Statistical learning systems. These systems maintain and update degrees of belief in prospects and calculate confidence bounds on these probabilities (White, Engen, Sorensen, Overgaard, & Shergill, 2014). They also compute decision-guiding signals, including riskiness of outcomes, absolute and relative value, expected value, and discrepancies between expected and actual outcomes (Montague & Berns, 2002; Montague, King-Casas, & Cohen, 2006; Schultz, 2000).

Causal learning systems. These systems generate graphical maps of a domain with links representing causal relations (Gopnik & Glymour, 2002; Gopnik et al., 2004).
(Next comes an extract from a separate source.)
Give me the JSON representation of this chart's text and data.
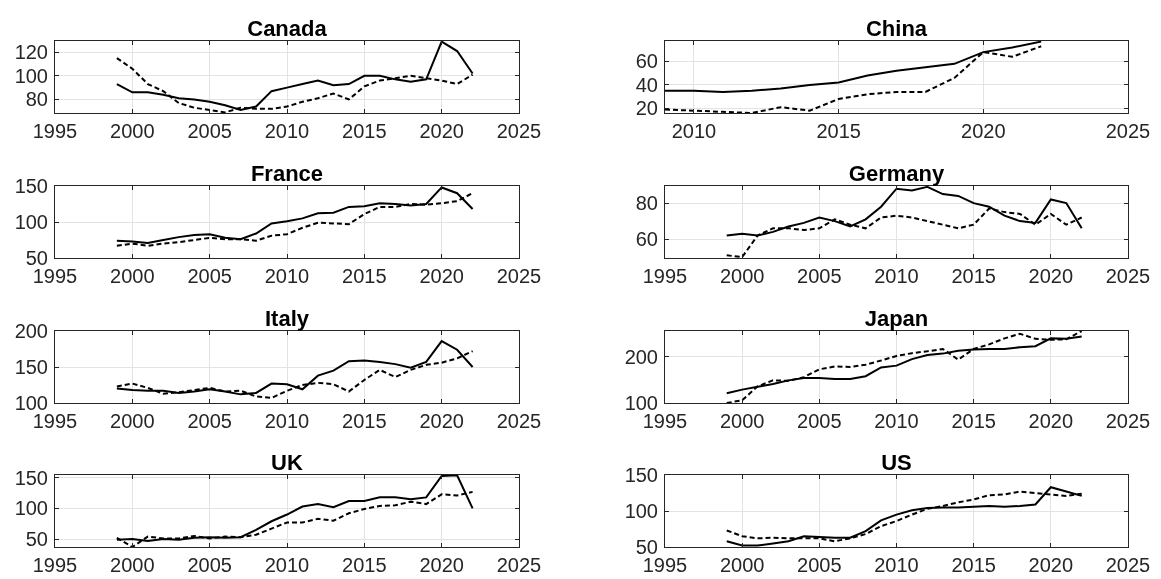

The graphical causal maps are produced by tracking statistical information about correlations and conditional probabilities among observed events as well as information gained through active interventions (e.g., pushing a button on a machine to see what happens next).

Analogical reasoning systems. These systems apply strategies and models learned in one domain to other domains. This is made possible by identifying abstract similarities at the level of the relations between objects, even when the relevant objects are dissimilar (Gentner & Markman, 1997; Holyoak & Thagard, 1996).

Social cognition systems. These systems keep track of other peoples' mental states as well as underlying character traits that give rise to long-term patterns of behavior (Brune & Brune-Cohrs, 2006; Gallagher & Frith, 2003; Karmiloff-Smith, Klima, Bellugi, Grant, & Baron-Cohen, 1995). Additional systems keep track of reputations

(e.g., a person's moral reputation) and information about friendships, alliances, coalitions, and benefits and burdens implicitly or explicitly accruing from social contracts (Carruthers, 2006). All the preceding systems interact to produce high-level explanations and interpretations of complex social interactions.

In our extended CLS framework, episodic memory-based learning examples stored and reactivated by the hippocampal surface system are "consumed" by these conceptual learning systems. These multiple conceptual systems separately engage in various forms of deep learning, including such things as detecting generalizations, constructing causal explanations, predicting downstream consequences, identifying cross-domain relationships and similarities, assigning social meanings, and so forth.